Quantitative approaches to variant classification increase the yield and precision of genetic testing in Mendelian diseases: the case of hypertrophic cardiomyopathy.
Walsh R., Mazzarotto F., Whiffin N., Buchan R., Midwinter W., Wilk A., Li N., Felkin L., Ingold N., Govind R., Ahmad M., Mazaika E., Allouba M., Zhang X., de Marvao A., Day SM., Ashley E., Colan SD., Michels M., Pereira AC., Jacoby D., Ho CY., Thomson KL., Watkins H., Barton PJR., Olivotto I., Cook SA., Ware JS.
BACKGROUND: International guidelines for variant interpretation in Mendelian disease set stringent criteria to report a variant as (likely) pathogenic, prioritising control of false-positive rate over test sensitivity and diagnostic yield. Genetic testing is also more likely informative in individuals with well-characterised variants from extensively studied European-ancestry populations. Inherited cardiomyopathies are relatively common Mendelian diseases that allow empirical calibration and assessment of this framework. METHODS: We compared rare variants in large hypertrophic cardiomyopathy (HCM) cohorts (up to 6179 cases) to reference populations to identify variant classes with high prior likelihoods of pathogenicity, as defined by etiological fraction (EF). We analysed the distribution of variants using a bespoke unsupervised clustering algorithm to identify gene regions in which variants are significantly clustered in cases. RESULTS: Analysis of variant distribution identified regions in which variants are significantly enriched in cases and variant location was a better discriminator of pathogenicity than generic computational functional prediction algorithms. Non-truncating variant classes with an EF ≥ 0.95 were identified in five established HCM genes.
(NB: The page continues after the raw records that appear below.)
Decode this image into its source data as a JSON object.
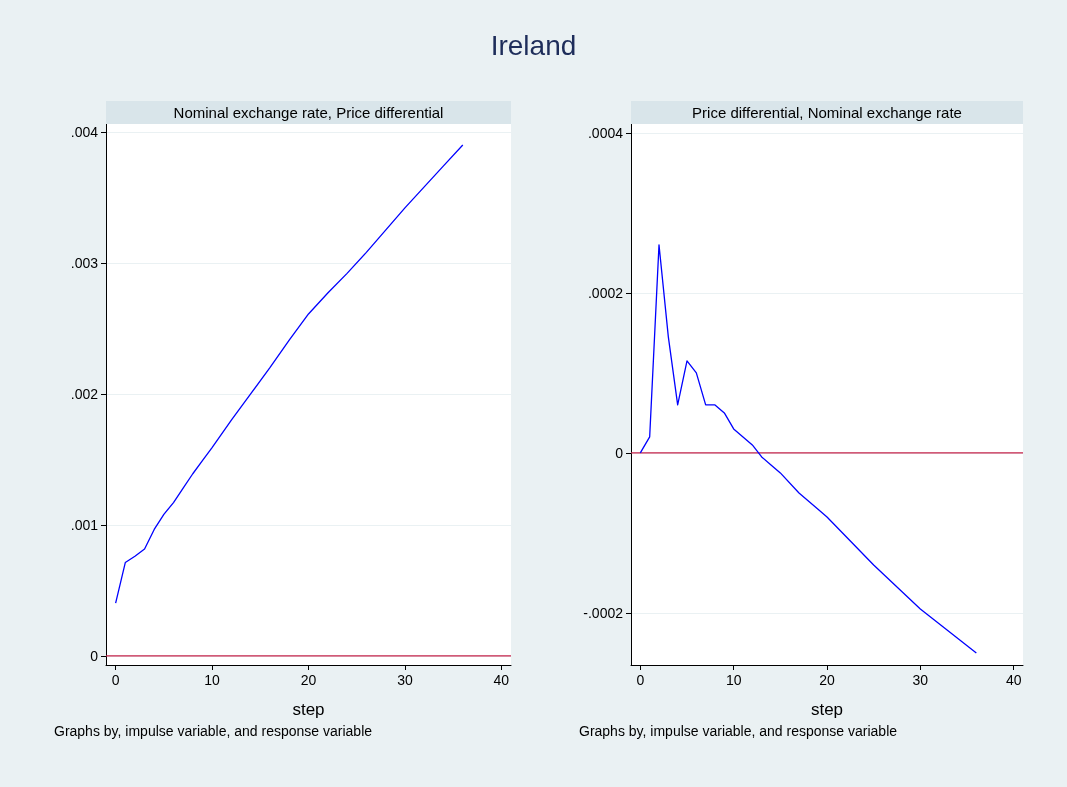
{
  "chart_data": [
    {
      "type": "line",
      "title": "Ireland",
      "subtitle": "Nominal exchange rate, Price differential",
      "xlabel": "step",
      "x": [
        0,
        1,
        2,
        3,
        4,
        5,
        6,
        7,
        8,
        9,
        10,
        12,
        14,
        16,
        18,
        20,
        22,
        24,
        26,
        28,
        30,
        32,
        34,
        36
      ],
      "series": [
        {
          "color": "#0000ff",
          "values": [
            0.000403,
            0.000712,
            0.00076,
            0.000815,
            0.000965,
            0.00108,
            0.00117,
            0.00128,
            0.00139,
            0.00149,
            0.00159,
            0.0018,
            0.002,
            0.0022,
            0.00241,
            0.00261,
            0.00277,
            0.00292,
            0.00308,
            0.00325,
            0.00342,
            0.00358,
            0.00374,
            0.0039
          ]
        }
      ],
      "xlim": [
        -1,
        41
      ],
      "xticks": [
        0,
        10,
        20,
        30,
        40
      ],
      "ylim": [
        -7e-05,
        0.00406
      ],
      "yticks": [
        0,
        {
          "value": 0.001,
          "label": ".001"
        },
        {
          "value": 0.002,
          "label": ".002"
        },
        {
          "value": 0.003,
          "label": ".003"
        },
        {
          "value": 0.004,
          "label": ".004"
        }
      ],
      "ref_lines": [
        {
          "axis": "y",
          "value": 0,
          "color": "#c4234a"
        }
      ],
      "grid": "y",
      "marker": "none",
      "line_style": "solid",
      "annotations": [
        "Graphs by, impulse variable, and response variable"
      ]
    },
    {
      "type": "line",
      "subtitle": "Price differential, Nominal exchange rate",
      "xlabel": "step",
      "x": [
        0,
        1,
        2,
        3,
        4,
        5,
        6,
        7,
        8,
        9,
        10,
        11,
        12,
        13,
        14,
        15,
        17,
        20,
        25,
        30,
        36
      ],
      "series": [
        {
          "color": "#0000ff",
          "values": [
            0,
            2e-05,
            0.00026,
            0.000145,
            6e-05,
            0.000115,
            0.0001,
            6e-05,
            6e-05,
            5e-05,
            3e-05,
            2e-05,
            1e-05,
            -5e-06,
            -1.5e-05,
            -2.5e-05,
            -5e-05,
            -8e-05,
            -0.00014,
            -0.000195,
            -0.00025
          ]
        }
      ],
      "xlim": [
        -1,
        41
      ],
      "xticks": [
        0,
        10,
        20,
        30,
        40
      ],
      "ylim": [
        -0.000265,
        0.000411
      ],
      "yticks": [
        {
          "value": -0.0002,
          "label": "-.0002"
        },
        0,
        {
          "value": 0.0002,
          "label": ".0002"
        },
        {
          "value": 0.0004,
          "label": ".0004"
        }
      ],
      "ref_lines": [
        {
          "axis": "y",
          "value": 0,
          "color": "#c4234a"
        }
      ],
      "grid": "y",
      "marker": "none",
      "line_style": "solid",
      "annotations": [
        "Graphs by, impulse variable, and response variable"
      ]
    }
  ]
}
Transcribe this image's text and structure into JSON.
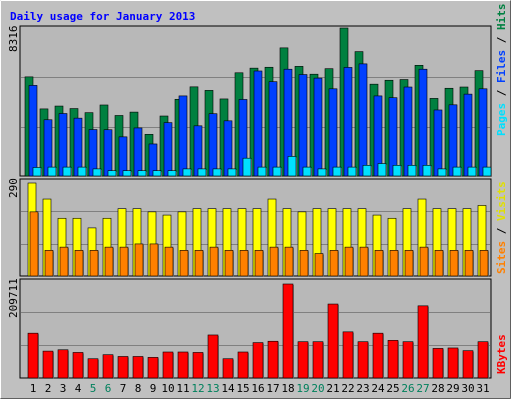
{
  "chart_data": [
    {
      "type": "bar",
      "title": "Daily usage for January 2013",
      "categories": [
        "1",
        "2",
        "3",
        "4",
        "5",
        "6",
        "7",
        "8",
        "9",
        "10",
        "11",
        "12",
        "13",
        "14",
        "15",
        "16",
        "17",
        "18",
        "19",
        "20",
        "21",
        "22",
        "23",
        "24",
        "25",
        "26",
        "27",
        "28",
        "29",
        "30",
        "31"
      ],
      "weekend_days": [
        "5",
        "6",
        "12",
        "13",
        "19",
        "20",
        "26",
        "27"
      ],
      "ymax_label": "8316",
      "ylim": [
        0,
        8316
      ],
      "legend": [
        "Pages",
        "Files",
        "Hits"
      ],
      "series": [
        {
          "name": "Hits",
          "color": "#008040",
          "values": [
            5570,
            3770,
            3930,
            3790,
            3560,
            3990,
            3400,
            3590,
            2340,
            3370,
            4310,
            5010,
            4810,
            4330,
            5800,
            6060,
            6110,
            7200,
            6160,
            5720,
            6030,
            8316,
            6990,
            5160,
            5380,
            5420,
            6220,
            4360,
            4930,
            5000,
            5920
          ]
        },
        {
          "name": "Files",
          "color": "#0040ff",
          "values": [
            5090,
            3160,
            3510,
            3250,
            2610,
            2600,
            2200,
            2700,
            1800,
            3000,
            4500,
            2820,
            3500,
            3100,
            4300,
            5900,
            5300,
            6000,
            5700,
            5500,
            4900,
            6100,
            6300,
            4500,
            4400,
            5000,
            6000,
            3710,
            4000,
            4600,
            4900
          ]
        },
        {
          "name": "Pages",
          "color": "#00e0ff",
          "values": [
            480,
            500,
            500,
            500,
            400,
            300,
            300,
            300,
            300,
            300,
            400,
            400,
            400,
            400,
            1000,
            500,
            500,
            1100,
            500,
            400,
            500,
            500,
            600,
            700,
            600,
            600,
            600,
            400,
            500,
            500,
            500
          ]
        }
      ]
    },
    {
      "type": "bar",
      "ymax_label": "290",
      "ylim": [
        0,
        290
      ],
      "legend": [
        "Sites",
        "Visits"
      ],
      "series": [
        {
          "name": "Visits",
          "color": "#ffff00",
          "values": [
            290,
            240,
            180,
            180,
            150,
            180,
            210,
            210,
            200,
            190,
            200,
            210,
            210,
            210,
            210,
            210,
            240,
            210,
            200,
            210,
            210,
            210,
            210,
            190,
            180,
            210,
            240,
            210,
            210,
            210,
            220
          ]
        },
        {
          "name": "Sites",
          "color": "#ff8000",
          "values": [
            200,
            80,
            90,
            80,
            80,
            90,
            90,
            100,
            100,
            90,
            80,
            80,
            90,
            80,
            80,
            80,
            90,
            90,
            80,
            70,
            80,
            90,
            90,
            80,
            80,
            80,
            90,
            80,
            80,
            80,
            80
          ]
        }
      ]
    },
    {
      "type": "bar",
      "ymax_label": "209711",
      "ylim": [
        0,
        209711
      ],
      "legend": [
        "KBytes"
      ],
      "series": [
        {
          "name": "KBytes",
          "color": "#ff0000",
          "values": [
            100000,
            60000,
            63000,
            57000,
            43000,
            52000,
            48000,
            48000,
            46000,
            58000,
            58000,
            57000,
            96000,
            43000,
            58000,
            79000,
            82000,
            209711,
            81000,
            81000,
            165000,
            103000,
            81000,
            100000,
            84000,
            81000,
            161000,
            66000,
            67000,
            61000,
            81000
          ]
        }
      ]
    }
  ],
  "colors": {
    "background": "#ffffff",
    "frame_bg": "#c0c0c0",
    "panel_bg": "#b8b8b8",
    "title": "#0000ff",
    "day_label": "#000000",
    "weekend_label": "#00805c",
    "shadow": "#808080"
  }
}
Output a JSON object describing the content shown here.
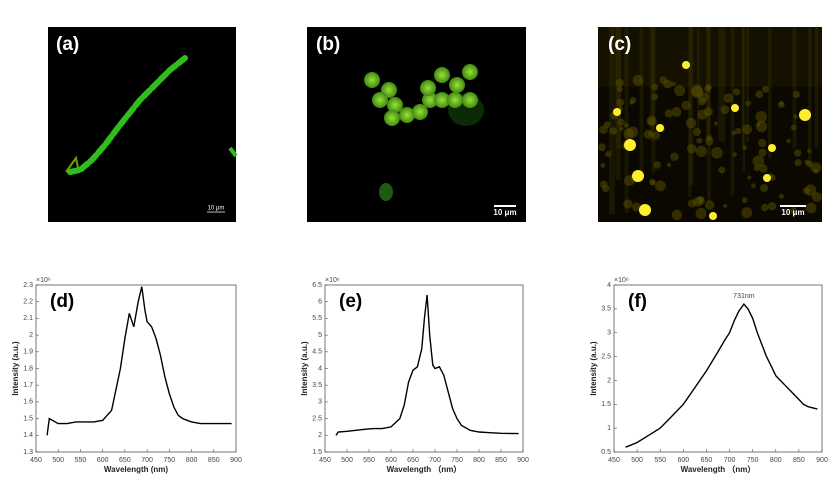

Applying this approach leads to an estimated 14-20% increase in cases with actionable HCM variants, i.e. variants classified as pathogenic/likely pathogenic that might be used for predictive testing in probands' relatives. CONCLUSIONS: When found in a patient confirmed to have disease, novel variants in some genes and regions are empirically shown to have a sufficiently high probability of pathogenicity to support a "likely pathogenic" classification, even without additional segregation or functional data. This could increase the yield of high confidence actionable variants, consistent with the framework and recommendations of current guidelines. The techniques outlined offer a consistent and unbiased approach to variant interpretation for Mendelian disease genetic testing. We propose adaptations to ACMG/AMP guidelines to incorporate such evidence in a quantitative and transparent manner.